Abbiamo bisogno di meno spesa pubblica e quella invece cresce, perché dalle parti del governo nessuno la conosce, nessuno sa da che parte aggredirla, in compenso tutti hanno paura d’essere aggrediti dagli ipotetici danneggiati. Non sapendo tagliare taglieggiano, così c’è bisogno di meno pressione fiscale e quella, invece, aumenta. La compensazione della sospensione, per tre mesi, del punto d’Iva con i maggiori acconti non è solo violenza carnale nei confronti della lingua italiana (giacché un acconto che pareggia o supera il saldo può esistere solo in una neolingua adatta a ignoranti o imbroglioni), è aumento delle tasse. Il gettito del punto d’Iva era del tutto teorico, mentre quello degli anticipi è reale, quindi i secondi non compensano il primo, per larga parte inesistente, ma introducono nuova sottrazione di ricchezza. C’è bisogno di maggiore flessibilità nel mondo del lavoro e il governo premia la rigidità, per giunta in un modo così scombiccherato (giovani, meglio se meridionali, disoccupati da tempo, con familiari a carico e non istruiti, che già l’idea che i disgraziati abbiano gente a carico la dice lunga sulla lucidità dell’idea) che sarà una stabilizzazione fasulla. Dicono che quegli incentivi creeranno occupazione. Se gli incentivi non creano lavoro, ma occupazione, se il mercato non crea ricchezza, ma usa gli incentivi per mascherare insuccessi, alla fine dei conti ci sarà solo recessione. Recessione&tassazione.
Nessuno, sano di mente e intellettualmente onesto, può rimproverare al governo in carica le molte cose che non riesce a fare. Il guaio è che va condannato per quelle che fa. Spiace dirlo, perché esistevano le condizioni per impostare una storia del tutto diversa, ma questi sono mestieranti del galleggiamento, politicanti di terza fila, sprovveduti spocchiosetti. L’unica cosa che li tiene in piedi è proprio quello che si crede potrebbe farli cadere: il giuoco e gli interessi dei partiti, nonché dei loro capi. Si dice che la stabilità è un pregio, lo stesso presidente della Repubblica s’è in tal senso speso. Ma se questi sono i risultati della stabilità, meglio la crisi.

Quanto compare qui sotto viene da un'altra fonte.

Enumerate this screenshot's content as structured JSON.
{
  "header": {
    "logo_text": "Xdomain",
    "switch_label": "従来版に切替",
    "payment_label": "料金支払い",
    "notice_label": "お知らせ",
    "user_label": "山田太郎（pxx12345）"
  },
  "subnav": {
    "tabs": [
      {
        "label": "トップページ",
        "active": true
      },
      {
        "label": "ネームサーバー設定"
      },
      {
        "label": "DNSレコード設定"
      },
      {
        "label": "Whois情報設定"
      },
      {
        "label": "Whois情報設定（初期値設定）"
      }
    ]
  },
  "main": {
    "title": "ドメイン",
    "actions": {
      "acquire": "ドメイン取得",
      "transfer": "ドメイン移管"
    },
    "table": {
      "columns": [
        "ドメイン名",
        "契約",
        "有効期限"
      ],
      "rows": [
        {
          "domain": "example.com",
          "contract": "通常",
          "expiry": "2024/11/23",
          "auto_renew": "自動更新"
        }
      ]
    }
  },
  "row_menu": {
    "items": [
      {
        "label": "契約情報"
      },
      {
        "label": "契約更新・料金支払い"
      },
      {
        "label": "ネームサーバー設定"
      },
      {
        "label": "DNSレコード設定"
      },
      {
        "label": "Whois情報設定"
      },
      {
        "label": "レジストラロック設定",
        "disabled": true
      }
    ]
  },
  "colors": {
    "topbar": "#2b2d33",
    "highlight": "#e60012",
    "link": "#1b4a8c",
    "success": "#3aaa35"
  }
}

Questi scolari che anelano d’essere rimandati a settembre, sapendo per certo che la promozione è esclusa e che l’alternativa è la bocciatura secca, questi sopravvenuti per collasso altrui ci portano dritti nelle mani della Bce e del Fmi. E festeggeranno anche, perché sono stati ricevuti a palazzo, perché hanno rivolto la parola a quelli che contano, e perché a quel punto le riforme saranno fatte. Con la pistola puntata alla tempia, impoverendoci e senza sovranità. Stiamo correndo verso questa meta.
Alternative? Dopo le elezioni di febbraio sostenemmo che questa era l’unica maggioranza possibile. Confermo. Ma questo non è l’unico modo possibile d’interpretarla. Anzi, è il peggiore. Letta e Alfano sembrano due marziani. Provino a guardare nel banco a fianco, scopiazzando il compito che sta svolgendo il governo inglese: taglio (non lineare e profondo) della spesa, taglio dei dipendenti pubblici, taglio degli sprechi del welfare quale unica condizione per poterlo salvare. Può darsi che sul loro pianeta, il Papalla, queste cose siano considerate impossibili. Nel qual caso, però, i terrestri potrebbero ragionevolmente considerare loro inutili.